With the staffing and customer loss that followed the Raju scandal having passed and the accounting clean-up now out of the way, Gurnani believes Mahindra Satyam is once again in a position to become a major force in the Indian IT market.

"We believe we will be a dominating player in telecom, healthcare, manufacturing, retail and public services," he said.

However, Mahindra Satyam faces a significant challenge if it wants to...

...take on the likes of Wipro and TCS, and regain Satyam's position as one of India's top five IT suppliers.

Wipro, for example, recorded a net income of 13.19 billion rupees for the quarter to December 2010.

Stormonth said: "I don't see how it can overtake," adding that Mahindra Satyam does not have deep enough pockets to expand through acquisition at the same rate as the top-tier suppliers.

Hyderabad

Hyderabad is one of the Indian cities where Mahindra Satyam is expanding its operationsPhoto: Nick Heath/silicon.com

"The results for the quarter ended December 2010 did not show the type of uptick that all the top four Indian vendors achieved," she said.

The forthcoming merger between Mahindra Satyam and Tech Mahindra could help to achieve Gurnani's goal of growth.

Gurnani said he is hoping to present the merger proposal to the board around the end of May and that the process could be complete by March 2012.

The merger will create a company with a sizeable customer base - today, both companies have almost 350 customers between them - and that offers a broad portfolio of services.

"Tech Mahindra in a lot of ways was dependent only on telecoms customers," Gurnani said, adding "for Tech Mahindra, it's a unique opportunity to double its revenue".

But even combined, Tech Mahindra and Mahindra Satyam still have gaps in expertise, Stormonth said.

"TechMahindra simply does not have the experience to handle many large accounts, and lacks industry domain expertise outside telecoms," she said.

"Satyam had industry-specific capabilities in manufacturing. Like telecoms, [it is] not the strongest vertical at the moment."

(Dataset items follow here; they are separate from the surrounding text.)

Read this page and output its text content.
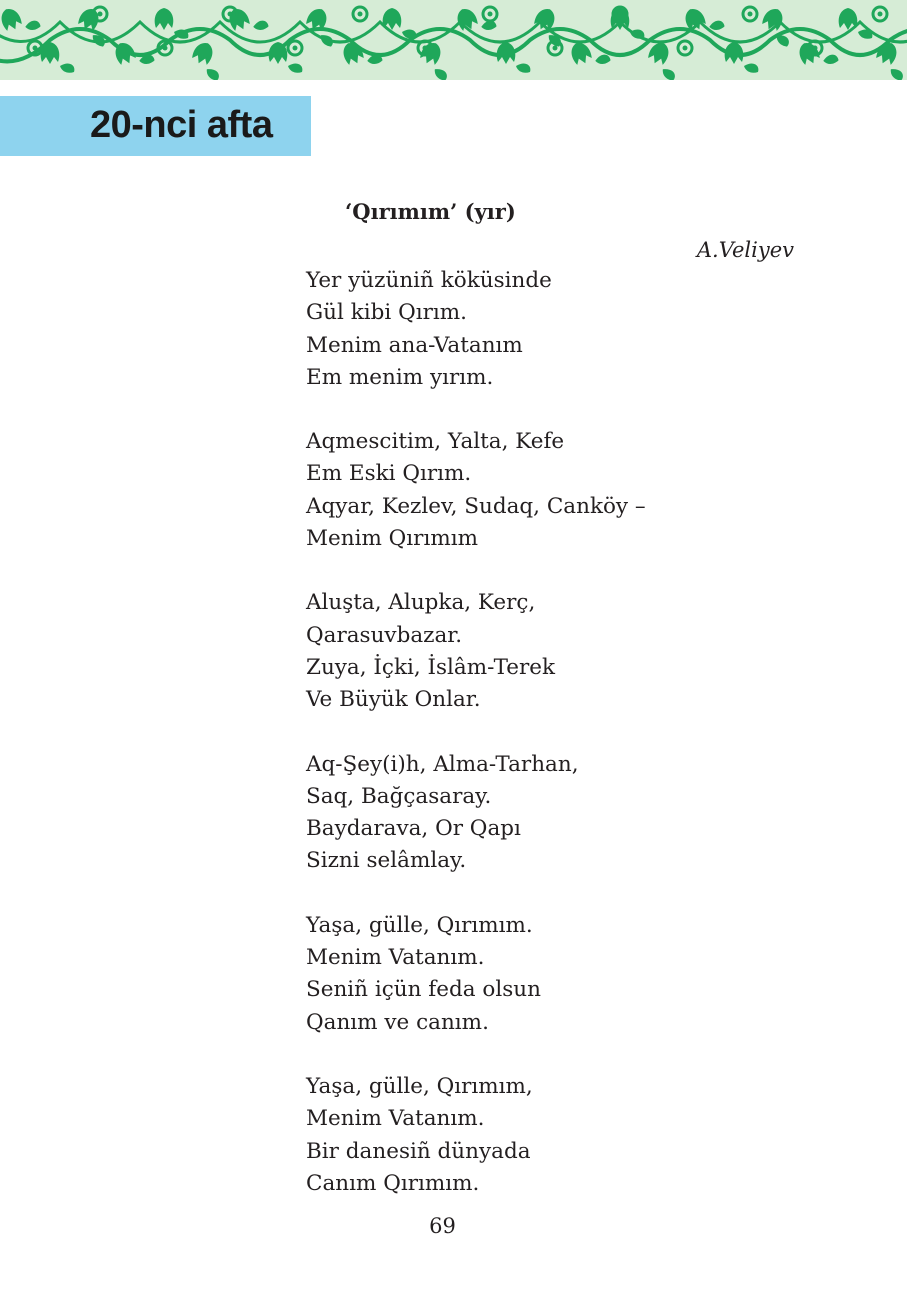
20-nci afta
‘Qırımım’ (yır)
A.Veliyev
Yer yüzüniñ köküsinde
Gül kibi Qırım.
Menim ana-Vatanım
Em menim yırım.
Aqmescitim, Yalta, Kefe
Em Eski Qırım.
Aqyar, Kezlev, Sudaq, Canköy –
Menim Qırımım
Aluşta, Alupka, Kerç,
Qarasuvbazar.
Zuya, İçki, İslâm-Terek
Ve Büyük Onlar.
Aq-Şey(i)h, Alma-Tarhan,
Saq, Bağçasaray.
Baydarava, Or Qapı
Sizni selâmlay.
Yaşa, gülle, Qırımım.
Menim Vatanım.
Seniñ içün feda olsun
Qanım ve canım.
Yaşa, gülle, Qırımım,
Menim Vatanım.
Bir danesiñ dünyada
Canım Qırımım.
69
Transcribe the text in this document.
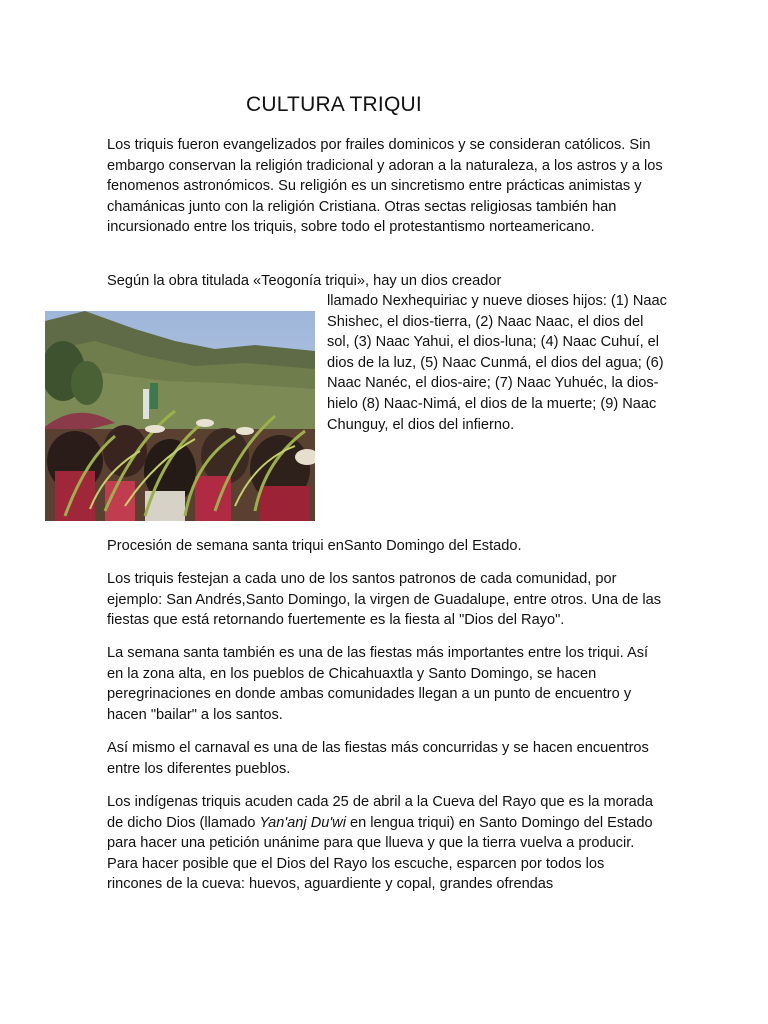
CULTURA TRIQUI

Los triquis fueron evangelizados por frailes dominicos y se consideran católicos. Sin embargo conservan la religión tradicional y adoran a la naturaleza, a los astros y a los fenomenos astronómicos. Su religión es un sincretismo entre prácticas animistas y chamánicas junto con la religión Cristiana. Otras sectas religiosas también han incursionado entre los triquis, sobre todo el protestantismo norteamericano.

Según la obra titulada «Teogonía triqui», hay un dios creador

llamado Nexhequiriac y nueve dioses hijos: (1) Naac Shishec, el dios-tierra, (2) Naac Naac, el dios del sol, (3) Naac Yahui, el dios-luna; (4) Naac Cuhuí, el dios de la luz, (5) Naac Cunmá, el dios del agua; (6) Naac Nanéc, el dios-aire; (7) Naac Yuhuéc, la dios-hielo (8) Naac-Nimá, el dios de la muerte; (9) Naac Chunguy, el dios del infierno.

Procesión de semana santa triqui enSanto Domingo del Estado.

Los triquis festejan a cada uno de los santos patronos de cada comunidad, por ejemplo: San Andrés,Santo Domingo, la virgen de Guadalupe, entre otros. Una de las fiestas que está retornando fuertemente es la fiesta al "Dios del Rayo".

La semana santa también es una de las fiestas más importantes entre los triqui. Así en la zona alta, en los pueblos de Chicahuaxtla y Santo Domingo, se hacen peregrinaciones en donde ambas comunidades llegan a un punto de encuentro y hacen "bailar" a los santos.

Así mismo el carnaval es una de las fiestas más concurridas y se hacen encuentros entre los diferentes pueblos.

Los indígenas triquis acuden cada 25 de abril a la Cueva del Rayo que es la morada de dicho Dios (llamado Yan'anj Du'wi en lengua triqui) en Santo Domingo del Estado para hacer una petición unánime para que llueva y que la tierra vuelva a producir. Para hacer posible que el Dios del Rayo los escuche, esparcen por todos los rincones de la cueva: huevos, aguardiente y copal, grandes ofrendas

Stormonth highlighted the financial services sector as an area where Mahindra Satyam is "relatively weak", adding "there are some niche areas of IP, but with no clients".

Stormonth also has concerns about what she said is the company's failure to carry out a promised "major investment" in its BPO capabilities, and highlighted the fact that Mahindra Satyam's BPO operation "is still loss-making".

However, in spite of doubts from some industry analysts, Gurnani remains optimistic about the company's prospects.

"We will definitely surpass the number-four spot. I am looking at five years [to achieve that]. Through both organic and inorganic growth we will be a significant player in the market," he said.